On the other hand, if the penalty is continuing, you can achieve some sort of rough parallel between the amount of benefit you get vs. the amount of drawback. Buy an Embassy early, or buy one late -- either way, your opponents get the benefit of a Silver a roughly proportional amount of the time. There's still room for strategy, because you can observe that buying an Embassy when you have a fat deck and your opponent has a slow deck will skew the balance in your favor.
Similarly, the penalties of Bishop, Vault, and Council Room all apply each time you play the card, not a flat penalty at the outset. And again you can use strategy to swing the scales in your favor, like using Bishop after your opponent has already trashed down, or using Council Rooms when you might draw a Militia to play afterwards.
So the flat VP hit on Blood Money doesn't work. Gaining a Curse when you gain Blood Money might, because the Curse in your deck will be a continuing detriment, but the fact that the Curses can run out so easily is problematic.
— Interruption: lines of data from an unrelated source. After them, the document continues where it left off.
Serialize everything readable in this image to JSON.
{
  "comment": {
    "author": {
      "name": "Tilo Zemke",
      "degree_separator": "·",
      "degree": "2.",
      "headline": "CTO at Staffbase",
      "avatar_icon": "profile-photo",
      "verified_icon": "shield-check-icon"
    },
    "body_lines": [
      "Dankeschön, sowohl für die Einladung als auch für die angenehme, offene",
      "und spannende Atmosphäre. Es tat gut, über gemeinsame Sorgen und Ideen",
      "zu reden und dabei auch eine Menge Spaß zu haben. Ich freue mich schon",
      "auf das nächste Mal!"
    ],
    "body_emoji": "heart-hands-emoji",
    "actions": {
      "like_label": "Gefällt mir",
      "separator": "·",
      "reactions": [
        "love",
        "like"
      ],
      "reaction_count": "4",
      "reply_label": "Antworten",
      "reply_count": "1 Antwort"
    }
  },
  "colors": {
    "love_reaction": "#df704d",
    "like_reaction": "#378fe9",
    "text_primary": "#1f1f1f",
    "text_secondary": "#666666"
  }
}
I really believe the best incarnation of the idea is Cache. It's Coppers, not Curses, which are dramatically less likely to run out. And the balance is better than most Blood Money fan cards, too, which overdiscount the card. For two Coppers you only get a $1 discount on Gold. That $5-$6 threshold is so important, though, that's all the discount you need. And you can still pull off fancy tricks like using Watchtower to trash the Coppers, Trader to turn them into Silvers, and playing Big Money or an alt-VP rush where the Coppers aren't so bad.
Directly penalizing the score is, I think, a lot less interesting. It skips over interfering with the machine you use to get points and just manipulates the points directly instead. Yawn. The heart of the game is the deck, not the scoreboard. Nonetheless, I think a score-manipulating Blood Money ought to be doable if the penalty happens on-play, in keeping with the principles of balance I started this post talking about. "When you play this, gain a Curse token." A Curse token would be like a VP token but worth -1 point instead of 1. Something along those lines can probably work.